Add that slogan to the woman who fell into a shopping mall fountain because she was texting and not paying attention.  Add that to the millions of accidents on highways and roads where drivers have been texting and caused a serious accident.  Add that to state laws banning cellphone usage by drivers under the age of 18. 

From all accounts it appears we really do need to be saved from our phones.  But not with another cell phone!  Salvation from cell phone addiction (i.e., the crack-berry), texting while driving, and  falling into fountains because you’re not paying attention is not found in a simpler model with fewer apps and less digital distractions.

Salvation comes from turning it off.  Unplugging.  Putting it away.  Stop looking at it.  Maybe even letting it go forever.  What I call “Going Amish.”

I teach Millennial students everyday who can’t conceive living a minute of their young lives without a cellphone.  Putting their phone away, even for a 60 minute class period, is unthinkable and suffocating.  What if they miss a text?  What if they aren’t available when someone calls?  Anxiety and stress kicks in when the phone is in their backpack and not sitting on the desk in front of them.

Studies have found that Millennials and their younger siblings the iGens are losing between 1-2 hours of sleep every night because of their cell phone.  Apparently they keep the phones on all night long lying right next to their ears.  As texts come in and out, they stay awake and never really fall into deep sleep ( or REM).  This finding has been loosely linked to adolescent obesity, depression, early sexual activity, early drug abuse, self-mutilation and eating disorders.
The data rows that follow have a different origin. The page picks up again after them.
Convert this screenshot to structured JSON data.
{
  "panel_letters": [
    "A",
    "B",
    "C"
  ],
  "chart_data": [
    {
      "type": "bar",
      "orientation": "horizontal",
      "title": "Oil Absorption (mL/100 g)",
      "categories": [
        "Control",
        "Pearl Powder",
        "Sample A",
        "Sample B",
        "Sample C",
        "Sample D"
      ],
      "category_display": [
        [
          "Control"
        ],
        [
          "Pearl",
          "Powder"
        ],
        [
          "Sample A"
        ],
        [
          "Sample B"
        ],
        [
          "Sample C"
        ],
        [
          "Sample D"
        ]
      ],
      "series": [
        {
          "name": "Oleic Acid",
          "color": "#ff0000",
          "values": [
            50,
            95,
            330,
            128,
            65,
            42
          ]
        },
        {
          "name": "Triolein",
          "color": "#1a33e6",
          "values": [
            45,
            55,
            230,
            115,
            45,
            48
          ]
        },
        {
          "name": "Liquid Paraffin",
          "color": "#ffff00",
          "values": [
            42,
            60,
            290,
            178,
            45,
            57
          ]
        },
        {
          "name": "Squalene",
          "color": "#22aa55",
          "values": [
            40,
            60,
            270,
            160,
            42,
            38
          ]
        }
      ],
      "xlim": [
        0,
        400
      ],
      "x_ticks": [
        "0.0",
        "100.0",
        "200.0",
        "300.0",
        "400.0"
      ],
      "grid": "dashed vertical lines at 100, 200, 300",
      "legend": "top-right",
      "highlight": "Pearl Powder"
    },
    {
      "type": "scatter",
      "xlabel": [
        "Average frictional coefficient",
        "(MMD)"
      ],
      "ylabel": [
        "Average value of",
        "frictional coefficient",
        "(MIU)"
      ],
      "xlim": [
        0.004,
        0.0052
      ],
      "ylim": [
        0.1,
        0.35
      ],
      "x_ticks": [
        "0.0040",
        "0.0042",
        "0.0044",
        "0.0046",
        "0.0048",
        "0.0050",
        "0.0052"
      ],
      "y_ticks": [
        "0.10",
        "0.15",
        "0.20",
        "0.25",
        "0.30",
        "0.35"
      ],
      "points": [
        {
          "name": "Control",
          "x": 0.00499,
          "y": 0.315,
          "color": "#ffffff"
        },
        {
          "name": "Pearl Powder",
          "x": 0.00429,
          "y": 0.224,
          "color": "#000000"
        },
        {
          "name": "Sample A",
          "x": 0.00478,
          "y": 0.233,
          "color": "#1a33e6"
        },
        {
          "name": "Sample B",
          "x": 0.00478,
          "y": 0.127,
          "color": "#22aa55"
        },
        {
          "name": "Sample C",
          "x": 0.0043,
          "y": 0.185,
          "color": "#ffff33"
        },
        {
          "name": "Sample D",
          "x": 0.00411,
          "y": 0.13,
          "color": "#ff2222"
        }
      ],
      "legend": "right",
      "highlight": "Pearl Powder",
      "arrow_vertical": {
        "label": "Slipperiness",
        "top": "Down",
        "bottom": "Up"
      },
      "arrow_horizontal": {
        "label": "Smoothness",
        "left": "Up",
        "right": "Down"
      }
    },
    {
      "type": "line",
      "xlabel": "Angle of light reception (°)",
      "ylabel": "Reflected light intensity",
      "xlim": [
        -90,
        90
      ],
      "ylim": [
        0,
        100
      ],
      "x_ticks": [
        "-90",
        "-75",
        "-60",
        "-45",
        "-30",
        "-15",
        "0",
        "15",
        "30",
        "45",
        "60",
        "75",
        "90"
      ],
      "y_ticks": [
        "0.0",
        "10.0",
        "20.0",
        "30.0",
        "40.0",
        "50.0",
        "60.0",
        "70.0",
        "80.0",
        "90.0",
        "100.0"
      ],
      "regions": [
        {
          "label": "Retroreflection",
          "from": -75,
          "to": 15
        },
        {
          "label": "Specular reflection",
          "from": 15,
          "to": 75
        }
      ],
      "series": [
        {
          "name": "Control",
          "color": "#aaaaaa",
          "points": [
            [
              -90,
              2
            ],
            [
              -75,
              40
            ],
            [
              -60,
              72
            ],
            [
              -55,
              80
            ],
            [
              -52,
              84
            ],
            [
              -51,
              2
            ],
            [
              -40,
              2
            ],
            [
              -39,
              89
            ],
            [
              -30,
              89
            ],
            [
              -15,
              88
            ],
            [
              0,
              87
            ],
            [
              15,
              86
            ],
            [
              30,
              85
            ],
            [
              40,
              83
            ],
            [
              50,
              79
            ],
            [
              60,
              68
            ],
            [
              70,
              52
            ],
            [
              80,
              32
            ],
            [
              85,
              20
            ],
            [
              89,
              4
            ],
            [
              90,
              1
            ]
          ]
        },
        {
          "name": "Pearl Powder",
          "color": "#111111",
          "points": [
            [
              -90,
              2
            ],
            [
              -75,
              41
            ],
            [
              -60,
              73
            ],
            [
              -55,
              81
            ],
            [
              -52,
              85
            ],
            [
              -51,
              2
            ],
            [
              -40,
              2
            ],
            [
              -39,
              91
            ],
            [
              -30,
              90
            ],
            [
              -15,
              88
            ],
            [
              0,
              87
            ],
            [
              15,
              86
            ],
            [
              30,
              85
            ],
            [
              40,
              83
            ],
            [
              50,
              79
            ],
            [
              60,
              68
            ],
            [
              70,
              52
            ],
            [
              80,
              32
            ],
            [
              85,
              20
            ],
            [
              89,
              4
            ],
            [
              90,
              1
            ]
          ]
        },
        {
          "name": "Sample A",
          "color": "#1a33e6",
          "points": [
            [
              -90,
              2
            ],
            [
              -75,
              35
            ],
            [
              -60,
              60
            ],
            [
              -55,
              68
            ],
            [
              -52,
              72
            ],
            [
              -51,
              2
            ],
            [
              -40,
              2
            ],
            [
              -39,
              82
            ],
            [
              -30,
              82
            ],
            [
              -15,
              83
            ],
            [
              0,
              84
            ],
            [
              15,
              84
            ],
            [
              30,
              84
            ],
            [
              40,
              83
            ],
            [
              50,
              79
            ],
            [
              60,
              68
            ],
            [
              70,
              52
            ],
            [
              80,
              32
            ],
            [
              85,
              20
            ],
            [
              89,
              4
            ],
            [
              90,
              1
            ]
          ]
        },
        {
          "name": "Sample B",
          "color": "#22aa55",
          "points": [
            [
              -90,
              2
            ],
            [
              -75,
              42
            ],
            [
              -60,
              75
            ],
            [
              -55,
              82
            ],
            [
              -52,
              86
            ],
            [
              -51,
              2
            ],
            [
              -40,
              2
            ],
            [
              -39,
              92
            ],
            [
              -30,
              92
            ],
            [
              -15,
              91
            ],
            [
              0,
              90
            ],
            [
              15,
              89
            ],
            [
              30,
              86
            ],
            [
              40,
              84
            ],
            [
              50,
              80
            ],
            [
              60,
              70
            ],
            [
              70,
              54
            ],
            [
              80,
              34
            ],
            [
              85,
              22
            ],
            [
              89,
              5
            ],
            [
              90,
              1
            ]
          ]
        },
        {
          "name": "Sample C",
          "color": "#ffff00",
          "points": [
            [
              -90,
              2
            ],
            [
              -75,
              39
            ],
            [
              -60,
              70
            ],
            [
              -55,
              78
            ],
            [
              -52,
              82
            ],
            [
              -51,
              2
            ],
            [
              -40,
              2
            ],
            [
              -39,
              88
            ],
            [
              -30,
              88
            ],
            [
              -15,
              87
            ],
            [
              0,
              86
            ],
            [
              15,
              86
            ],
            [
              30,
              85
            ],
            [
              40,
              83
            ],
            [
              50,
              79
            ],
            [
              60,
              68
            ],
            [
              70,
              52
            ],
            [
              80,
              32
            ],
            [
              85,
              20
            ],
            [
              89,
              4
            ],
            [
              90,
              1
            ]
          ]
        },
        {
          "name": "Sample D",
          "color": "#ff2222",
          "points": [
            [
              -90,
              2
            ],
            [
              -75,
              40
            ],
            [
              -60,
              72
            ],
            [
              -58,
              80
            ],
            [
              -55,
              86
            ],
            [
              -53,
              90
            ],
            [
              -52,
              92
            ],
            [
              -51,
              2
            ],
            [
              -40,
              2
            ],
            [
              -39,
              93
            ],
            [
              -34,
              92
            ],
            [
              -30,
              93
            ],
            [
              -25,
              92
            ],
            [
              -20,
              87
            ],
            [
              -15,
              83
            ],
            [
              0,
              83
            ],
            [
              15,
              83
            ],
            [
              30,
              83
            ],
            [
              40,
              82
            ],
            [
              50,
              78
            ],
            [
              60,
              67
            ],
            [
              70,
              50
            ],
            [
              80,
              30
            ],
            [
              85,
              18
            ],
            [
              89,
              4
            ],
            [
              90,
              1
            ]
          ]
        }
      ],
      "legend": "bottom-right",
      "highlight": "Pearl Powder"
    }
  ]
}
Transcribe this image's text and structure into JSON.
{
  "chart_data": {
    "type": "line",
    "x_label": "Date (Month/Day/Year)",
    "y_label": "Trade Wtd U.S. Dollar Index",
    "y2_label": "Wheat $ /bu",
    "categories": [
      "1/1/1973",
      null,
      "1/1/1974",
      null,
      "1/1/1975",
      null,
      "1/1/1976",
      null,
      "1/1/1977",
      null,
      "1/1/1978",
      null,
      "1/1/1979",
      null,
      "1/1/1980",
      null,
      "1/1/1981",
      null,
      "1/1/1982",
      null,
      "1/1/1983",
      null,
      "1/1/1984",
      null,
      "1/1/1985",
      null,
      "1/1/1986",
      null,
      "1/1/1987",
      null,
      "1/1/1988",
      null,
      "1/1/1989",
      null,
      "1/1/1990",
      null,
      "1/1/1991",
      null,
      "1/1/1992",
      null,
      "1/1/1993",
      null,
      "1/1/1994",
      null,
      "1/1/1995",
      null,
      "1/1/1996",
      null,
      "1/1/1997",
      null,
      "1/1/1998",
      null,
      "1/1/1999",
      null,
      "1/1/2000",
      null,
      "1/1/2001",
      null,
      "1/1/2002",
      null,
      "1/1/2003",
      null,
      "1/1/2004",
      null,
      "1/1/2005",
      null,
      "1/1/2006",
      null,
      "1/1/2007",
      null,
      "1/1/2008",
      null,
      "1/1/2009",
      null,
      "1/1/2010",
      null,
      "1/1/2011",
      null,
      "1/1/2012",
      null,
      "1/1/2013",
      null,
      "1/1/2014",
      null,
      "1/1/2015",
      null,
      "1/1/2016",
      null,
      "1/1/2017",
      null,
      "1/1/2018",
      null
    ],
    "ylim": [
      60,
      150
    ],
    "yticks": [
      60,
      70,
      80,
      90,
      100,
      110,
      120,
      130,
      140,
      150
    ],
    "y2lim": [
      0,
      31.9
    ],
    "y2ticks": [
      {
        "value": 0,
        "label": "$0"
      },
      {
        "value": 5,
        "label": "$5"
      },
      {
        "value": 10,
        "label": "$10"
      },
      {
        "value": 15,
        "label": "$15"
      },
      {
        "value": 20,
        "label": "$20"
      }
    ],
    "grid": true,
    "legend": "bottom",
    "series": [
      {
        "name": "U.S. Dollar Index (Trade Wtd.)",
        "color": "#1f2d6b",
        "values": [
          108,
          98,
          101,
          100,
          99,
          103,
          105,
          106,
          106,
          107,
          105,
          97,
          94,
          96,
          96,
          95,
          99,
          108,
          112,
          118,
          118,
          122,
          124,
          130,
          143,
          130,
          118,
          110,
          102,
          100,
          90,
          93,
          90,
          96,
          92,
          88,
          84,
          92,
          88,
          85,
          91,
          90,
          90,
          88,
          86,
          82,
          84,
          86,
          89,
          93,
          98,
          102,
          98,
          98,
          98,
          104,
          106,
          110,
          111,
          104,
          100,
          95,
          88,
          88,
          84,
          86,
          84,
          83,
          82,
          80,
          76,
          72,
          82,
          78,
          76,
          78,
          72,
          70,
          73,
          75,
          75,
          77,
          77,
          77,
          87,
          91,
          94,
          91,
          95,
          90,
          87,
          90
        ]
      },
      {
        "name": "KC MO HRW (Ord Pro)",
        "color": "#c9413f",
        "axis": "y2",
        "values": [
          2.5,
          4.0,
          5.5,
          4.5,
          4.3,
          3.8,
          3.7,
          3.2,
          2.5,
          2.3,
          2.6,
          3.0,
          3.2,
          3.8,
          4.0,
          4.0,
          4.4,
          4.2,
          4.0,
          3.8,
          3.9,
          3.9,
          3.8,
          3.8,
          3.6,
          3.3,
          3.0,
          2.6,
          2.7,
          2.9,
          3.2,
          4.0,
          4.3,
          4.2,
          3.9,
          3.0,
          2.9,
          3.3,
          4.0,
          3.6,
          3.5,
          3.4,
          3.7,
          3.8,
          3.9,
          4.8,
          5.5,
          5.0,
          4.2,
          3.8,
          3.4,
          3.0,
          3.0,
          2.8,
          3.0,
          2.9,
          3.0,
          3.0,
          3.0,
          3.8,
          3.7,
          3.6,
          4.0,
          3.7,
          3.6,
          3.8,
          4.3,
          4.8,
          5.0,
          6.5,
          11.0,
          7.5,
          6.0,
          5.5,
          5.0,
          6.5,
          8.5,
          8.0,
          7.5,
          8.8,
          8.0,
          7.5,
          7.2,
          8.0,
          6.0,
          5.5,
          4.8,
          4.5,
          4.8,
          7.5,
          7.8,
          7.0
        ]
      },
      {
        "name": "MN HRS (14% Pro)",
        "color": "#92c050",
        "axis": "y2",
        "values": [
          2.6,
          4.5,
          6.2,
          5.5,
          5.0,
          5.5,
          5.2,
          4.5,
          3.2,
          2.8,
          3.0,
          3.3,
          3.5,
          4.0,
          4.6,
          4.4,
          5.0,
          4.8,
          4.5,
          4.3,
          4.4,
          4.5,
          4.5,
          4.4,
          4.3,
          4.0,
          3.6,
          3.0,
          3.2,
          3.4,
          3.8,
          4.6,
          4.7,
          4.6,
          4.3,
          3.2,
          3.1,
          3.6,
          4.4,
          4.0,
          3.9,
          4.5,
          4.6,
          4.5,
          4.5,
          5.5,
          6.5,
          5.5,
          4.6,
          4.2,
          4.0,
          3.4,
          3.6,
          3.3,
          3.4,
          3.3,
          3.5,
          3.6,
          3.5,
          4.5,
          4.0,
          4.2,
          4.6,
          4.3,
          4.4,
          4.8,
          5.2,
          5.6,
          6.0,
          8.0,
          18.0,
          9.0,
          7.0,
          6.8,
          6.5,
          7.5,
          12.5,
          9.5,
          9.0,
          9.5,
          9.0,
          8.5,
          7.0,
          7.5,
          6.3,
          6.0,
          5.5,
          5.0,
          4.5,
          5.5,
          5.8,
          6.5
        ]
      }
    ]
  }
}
I primarily teach students who are considering Christian ministry.  I overheard a student in the hallways say they couldn’t go on an international mission trip because they wouldn’t have access to their cellphone.  I’m still not sure if they were joking or serious.  But in the discussion, I heard the girl say she could not leave home to serve in a developing country because they wouldn’t cell phone access for the 2 week period.  Is that really what it has come to?

Maybe the people at Windows have it right.  We really do need to be saved from our phones.